TORONTO — Ground has just been broken on the last of a series of projects being built across the country to demonstrate that commercial home builders can build net-zero energy homes.
Net zero energy (NZE) buildings are among the most extreme "green" designs since they produce as much energy as they consume. They're essentially self-sufficient in terms of energy. However, while individual NZE buildings have been realized as special one-off projects, a new NRCan-sponsored project is designed to show how they can be built on a much larger scale by commercial home builders.
The project is being spearheaded by NRCan's ecoENERGY Innovation Initiative and Owens Corning Canada. In total over $4 million in funding and in-kind contributions is being provided.
The program involves five developers in four provinces. Each builder is constructing a set of NZE homes, to a total of 25. The focus is on conserving energy by maximizing the building envelope's air tightness, along with the use of renewable energy technologies. So far they have photovoltaic panels to generate electricity, along with a hybrid heat-pump water heater.
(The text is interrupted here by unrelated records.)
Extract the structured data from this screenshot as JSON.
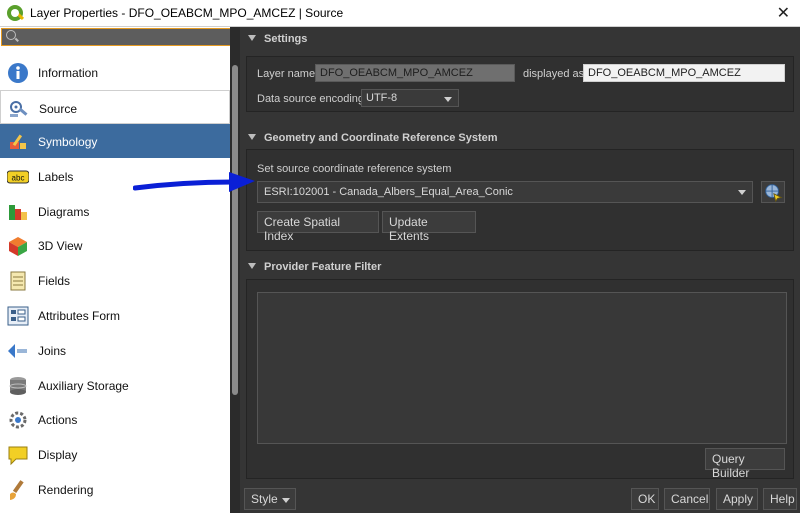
{
  "window": {
    "title": "Layer Properties - DFO_OEABCM_MPO_AMCEZ | Source",
    "close_glyph": "✕"
  },
  "sidebar": {
    "items": [
      {
        "label": "Information",
        "icon": "info-icon",
        "state": "normal"
      },
      {
        "label": "Source",
        "icon": "source-icon",
        "state": "selected"
      },
      {
        "label": "Symbology",
        "icon": "symbology-icon",
        "state": "highlighted"
      },
      {
        "label": "Labels",
        "icon": "labels-icon",
        "state": "normal"
      },
      {
        "label": "Diagrams",
        "icon": "diagrams-icon",
        "state": "normal"
      },
      {
        "label": "3D View",
        "icon": "3d-view-icon",
        "state": "normal"
      },
      {
        "label": "Fields",
        "icon": "fields-icon",
        "state": "normal"
      },
      {
        "label": "Attributes Form",
        "icon": "attributes-form-icon",
        "state": "normal"
      },
      {
        "label": "Joins",
        "icon": "joins-icon",
        "state": "normal"
      },
      {
        "label": "Auxiliary Storage",
        "icon": "auxiliary-storage-icon",
        "state": "normal"
      },
      {
        "label": "Actions",
        "icon": "actions-icon",
        "state": "normal"
      },
      {
        "label": "Display",
        "icon": "display-icon",
        "state": "normal"
      },
      {
        "label": "Rendering",
        "icon": "rendering-icon",
        "state": "normal"
      }
    ],
    "labels_icon_text": "abc"
  },
  "settings": {
    "header": "Settings",
    "layer_name_label": "Layer name",
    "layer_name_value": "DFO_OEABCM_MPO_AMCEZ",
    "displayed_as_label": "displayed as",
    "displayed_as_value": "DFO_OEABCM_MPO_AMCEZ",
    "encoding_label": "Data source encoding",
    "encoding_value": "UTF-8"
  },
  "geometry": {
    "header": "Geometry and Coordinate Reference System",
    "crs_label": "Set source coordinate reference system",
    "crs_value": "ESRI:102001 - Canada_Albers_Equal_Area_Conic",
    "spatial_index_button": "Create Spatial Index",
    "update_extents_button": "Update Extents"
  },
  "filter": {
    "header": "Provider Feature Filter",
    "query_builder_button": "Query Builder"
  },
  "footer": {
    "style_label": "Style",
    "ok": "OK",
    "cancel": "Cancel",
    "apply": "Apply",
    "help": "Help"
  },
  "colors": {
    "selection_blue": "#3c6b9e",
    "annotation_arrow": "#0a1fd6",
    "search_focus": "#e59a21"
  }
}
The PV panels are on the roof, and in one case on the facade. Other renewable technologies are being explored as the buildings progress.
buildABILITY Corporation is the lead consultant managing the overall project for Owens Corning Canada. It has five building science and technical consultants which are working to fine tune the different developments. The technical subconsultants are Ameresco (for Construction Voyer in Quebec); MMM Group (for Mattamy Calgary in Alberta); Building Knowledge (for Reid's Heritage Homes in Ontario); Leidos Canada (for Minto Group in Ontario); and HAWK-EYE for Provident Developments in the Atlantic Provinces).
The first series of homes began construction last September in Guelph, Ontario. Built by Reid's Heritage Homes. Its PV system will generate around 11,000 kWh a year. The last series that just broke ground is by Construction Voyer in Laval, Quebec. It is a series of six condominiums. The others are all single-family homes. Source: Canadian Consulting Engineer.